QubiC: An open source FPGA-based control and measurement system for superconducting quantum information processors

TL;DR

QubiC is an FPGA-based control and measurement system designed for superconducting quantum processors, enabling system-level optimization, efficient complex algorithm execution, and demonstrating high-fidelity qubit operations.

Contribution

It introduces a modular, open-source FPGA-based control system with hardware, gateware, and software, tailored for scalable superconducting quantum processors.

Findings

Achieved single-qubit fidelity of 0.9980

Achieved two-qubit fidelity of 0.948

Demonstrated efficient randomized benchmarking and control protocols

Abstract

As quantum information processors grow in quantum bit (qubit) count and functionality, the control and measurement system becomes a limiting factor to large scale extensibility. To tackle this challenge and keep pace with rapidly evolving classical control requirements, full control stack access is essential to system level optimization.
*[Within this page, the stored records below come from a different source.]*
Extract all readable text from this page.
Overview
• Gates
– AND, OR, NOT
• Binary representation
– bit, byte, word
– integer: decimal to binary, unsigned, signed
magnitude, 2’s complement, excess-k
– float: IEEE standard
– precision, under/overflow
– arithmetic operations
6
We design a modular FPGA (field-programmable gate array) based system called QubiC to control and measure a superconducting quantum processing unit. The system includes room temperature electronics hardware, FPGA gateware, and engineering software. A prototype hardware module is assembled from several commercial off-the-shelf evaluation boards and in-house developed circuit boards. Gateware and software are designed to implement basic qubit control and measurement protocols. System functionality and performance are demonstrated by performing qubit chip characterization, gate optimization, and randomized benchmarking sequences on a superconducting quantum processor operating at the Advanced Quantum Testbed at Lawrence Berkeley National Laboratory. The single-qubit and two-qubit process fidelities are measured to be 0.9980$\pm$0.0001 and 0.948$\pm$0.004 by randomized benchmarking. With fast circuit sequence loading capability, the QubiC performs randomized compiling experiments efficiently and improves the feasibility of executing more complex algorithms.